In June, the U.S. Supreme Court ruled in a 5-4 decision in Janus vs. AFSCME, that requiring all public sector workers pay their “fair share” of union dues despite receiving many of the benefits, is unconstitutional. The Court held that requiring payment of these fees was a violation of the worker’s First Amendment rights. The idea behind the law requiring fees from all employees is that the non-union public employees benefit from collective bargaining of the union so they should pay their fair share for the union’s representation, even if they aren’t union members. The ruling strikes down the laws in 23 states (including Illinois).
To clarify, Illinois public sector, non-union members were already allowed to opt-out of the paying fees for explicit political union activity.
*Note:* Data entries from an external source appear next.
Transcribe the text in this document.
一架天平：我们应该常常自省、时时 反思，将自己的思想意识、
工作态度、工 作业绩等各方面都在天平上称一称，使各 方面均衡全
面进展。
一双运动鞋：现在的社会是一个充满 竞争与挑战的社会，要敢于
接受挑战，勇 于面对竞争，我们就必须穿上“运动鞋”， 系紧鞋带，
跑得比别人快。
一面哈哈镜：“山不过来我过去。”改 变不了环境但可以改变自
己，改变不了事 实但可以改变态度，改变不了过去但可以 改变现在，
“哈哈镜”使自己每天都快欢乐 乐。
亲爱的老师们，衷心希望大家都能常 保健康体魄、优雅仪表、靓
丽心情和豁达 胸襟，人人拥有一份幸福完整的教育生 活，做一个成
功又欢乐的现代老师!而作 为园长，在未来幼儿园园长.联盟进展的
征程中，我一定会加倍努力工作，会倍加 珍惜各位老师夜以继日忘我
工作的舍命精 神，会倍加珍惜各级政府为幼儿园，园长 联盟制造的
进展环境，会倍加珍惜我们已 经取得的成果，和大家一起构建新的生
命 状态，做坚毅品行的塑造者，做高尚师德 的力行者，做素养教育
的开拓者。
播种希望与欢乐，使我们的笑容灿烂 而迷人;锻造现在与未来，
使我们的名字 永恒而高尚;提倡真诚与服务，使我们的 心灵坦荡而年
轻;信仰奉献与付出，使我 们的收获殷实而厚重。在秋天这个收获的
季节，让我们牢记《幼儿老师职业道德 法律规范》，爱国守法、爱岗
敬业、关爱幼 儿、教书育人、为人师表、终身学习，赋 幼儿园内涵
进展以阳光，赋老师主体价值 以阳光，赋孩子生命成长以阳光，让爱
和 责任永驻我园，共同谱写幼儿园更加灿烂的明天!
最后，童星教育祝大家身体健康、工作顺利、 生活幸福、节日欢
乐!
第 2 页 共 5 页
But Janus argued that, because public sector unions are by definition negotiating with the government, even workplace negotiations over hours or wages amount to political speech. So, a worker who opposed the union’s collective bargaining efforts was having his or her First Amendment rights violated.
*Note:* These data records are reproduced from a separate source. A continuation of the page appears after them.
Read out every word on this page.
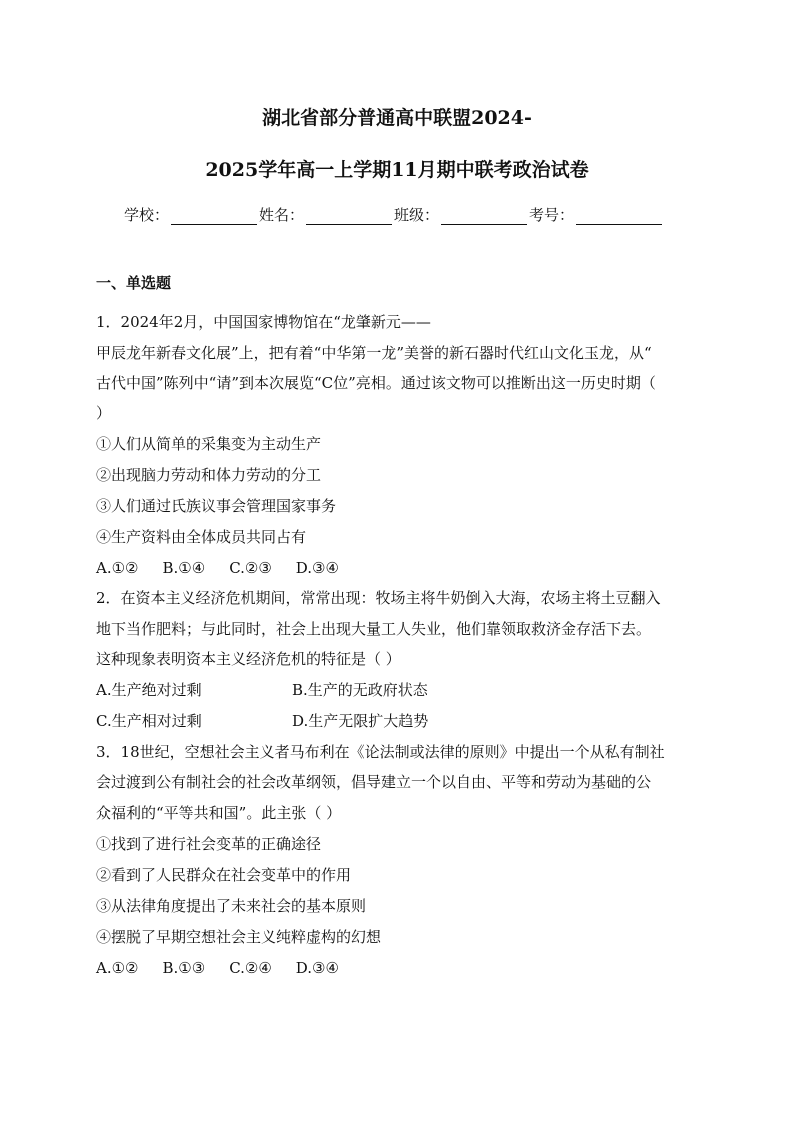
湖北省部分普通高中联盟2024-
2025学年高一上学期11月期中联考政治试卷
学校：	姓名：	班级：	考号：
一、单选题
1．2024年2月，中国国家博物馆在“龙肇新元——
甲辰龙年新春文化展”上，把有着“中华第一龙”美誉的新石器时代红山文化玉龙，从“
古代中国”陈列中“请”到本次展览“C位”亮相。通过该文物可以推断出这一历史时期（
）
①人们从简单的采集变为主动生产
②出现脑力劳动和体力劳动的分工
③人们通过氏族议事会管理国家事务
④生产资料由全体成员共同占有
A.①② B.①④ C.②③ D.③④
2．在资本主义经济危机期间，常常出现：牧场主将牛奶倒入大海，农场主将土豆翻入
地下当作肥料；与此同时，社会上出现大量工人失业，他们靠领取救济金存活下去。
这种现象表明资本主义经济危机的特征是（ ）
A.生产绝对过剩	B.生产的无政府状态
C.生产相对过剩	D.生产无限扩大趋势
3．18世纪，空想社会主义者马布利在《论法制或法律的原则》中提出一个从私有制社
会过渡到公有制社会的社会改革纲领，倡导建立一个以自由、平等和劳动为基础的公
众福利的“平等共和国”。此主张（ ）
①找到了进行社会变革的正确途径
②看到了人民群众在社会变革中的作用
③从法律角度提出了未来社会的基本原则
④摆脱了早期空想社会主义纯粹虚构的幻想
A.①② B.①③ C.②④ D.③④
To me, the argument by Janus was incredibly rich. Here he is receiving ALL the benefits from the union (better wages, better group health insurance, pension, sick leave etc..), without having to pay all of the fees because he does not believe, politically, in unions. Now, based on this ruling, he and other union members, can opt out of paying all of their union fees.
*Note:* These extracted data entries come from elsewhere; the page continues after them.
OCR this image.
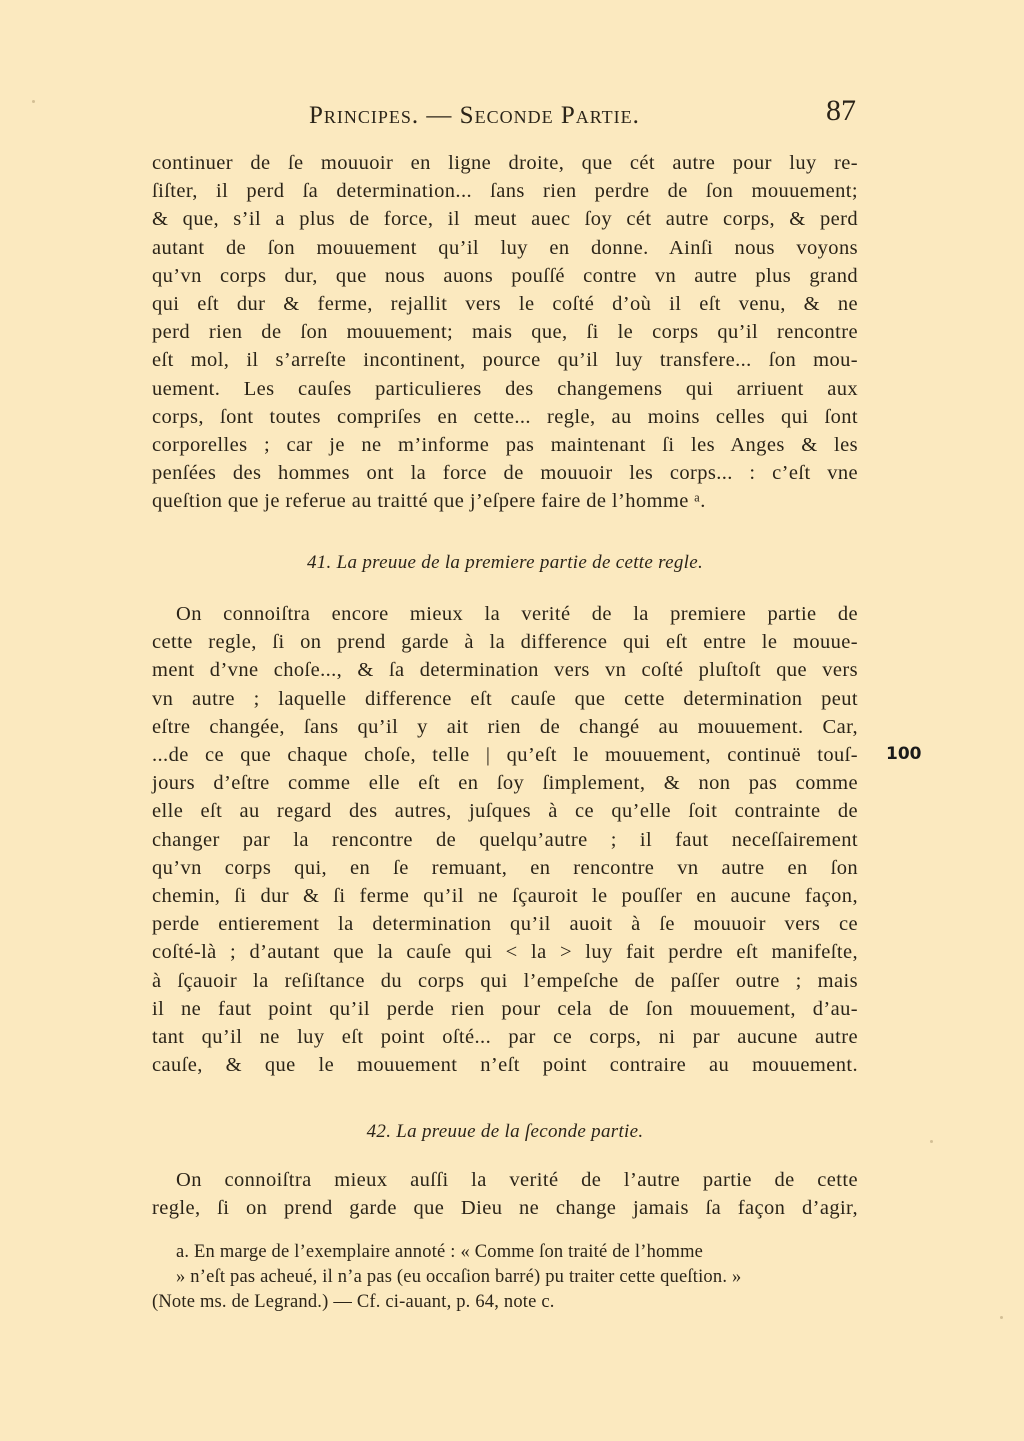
Principes. — Seconde Partie.	87
continuer de ſe mouuoir en ligne droite, que cét autre pour luy re-
ſiſter, il perd ſa determination... ſans rien perdre de ſon mouuement;
& que, s’il a plus de force, il meut auec ſoy cét autre corps, & perd
autant de ſon mouuement qu’il luy en donne. Ainſi nous voyons
qu’vn corps dur, que nous auons pouſſé contre vn autre plus grand
qui eſt dur & ferme, rejallit vers le coſté d’où il eſt venu, & ne
perd rien de ſon mouuement; mais que, ſi le corps qu’il rencontre
eſt mol, il s’arreſte incontinent, pource qu’il luy transfere... ſon mou-
uement. Les cauſes particulieres des changemens qui arriuent aux
corps, ſont toutes compriſes en cette... regle, au moins celles qui ſont
corporelles ; car je ne m’informe pas maintenant ſi les Anges & les
penſées des hommes ont la force de mouuoir les corps... : c’eſt vne
queſtion que je referue au traitté que j’eſpere faire de l’homme ᵃ.
41. La preuue de la premiere partie de cette regle.
On connoiſtra encore mieux la verité de la premiere partie de
cette regle, ſi on prend garde à la difference qui eſt entre le mouue-
ment d’vne choſe..., & ſa determination vers vn coſté pluſtoſt que vers
vn autre ; laquelle difference eſt cauſe que cette determination peut
eſtre changée, ſans qu’il y ait rien de changé au mouuement. Car,
...de ce que chaque choſe, telle | qu’eſt le mouuement, continuë touſ-
jours d’eſtre comme elle eſt en ſoy ſimplement, & non pas comme
elle eſt au regard des autres, juſques à ce qu’elle ſoit contrainte de
changer par la rencontre de quelqu’autre ; il faut neceſſairement
qu’vn corps qui, en ſe remuant, en rencontre vn autre en ſon
chemin, ſi dur & ſi ferme qu’il ne ſçauroit le pouſſer en aucune façon,
perde entierement la determination qu’il auoit à ſe mouuoir vers ce
coſté-là ; d’autant que la cauſe qui < la > luy fait perdre eſt manifeſte,
à ſçauoir la reſiſtance du corps qui l’empeſche de paſſer outre ; mais
il ne faut point qu’il perde rien pour cela de ſon mouuement, d’au-
tant qu’il ne luy eſt point oſté... par ce corps, ni par aucune autre
cauſe, & que le mouuement n’eſt point contraire au mouuement.
100
42. La preuue de la ſeconde partie.
On connoiſtra mieux auſſi la verité de l’autre partie de cette
regle, ſi on prend garde que Dieu ne change jamais ſa façon d’agir,
a. En marge de l’exemplaire annoté : « Comme ſon traité de l’homme
» n’eſt pas acheué, il n’a pas (eu occaſion barré) pu traiter cette queſtion. »
(Note ms. de Legrand.) — Cf. ci-auant, p. 64, note c.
What does this mean for the public sector unions in Illinois and around the country? I think it is clear that this is a huge blow to unions. Legal scholars and union activists are estimating 10% to 30% unionized public employees might now decide to stop paying union fees. That could cause public-sector unions to lose $1 billion in revenue, perhaps forcing them to lay off lobbyists and organizers. The eventual fallout means it will be much more difficult to lobby and negotiate for a higher minimum wage, better student-teacher ratios, better health insurance etc. Unions have never been weaker in this country than they are now.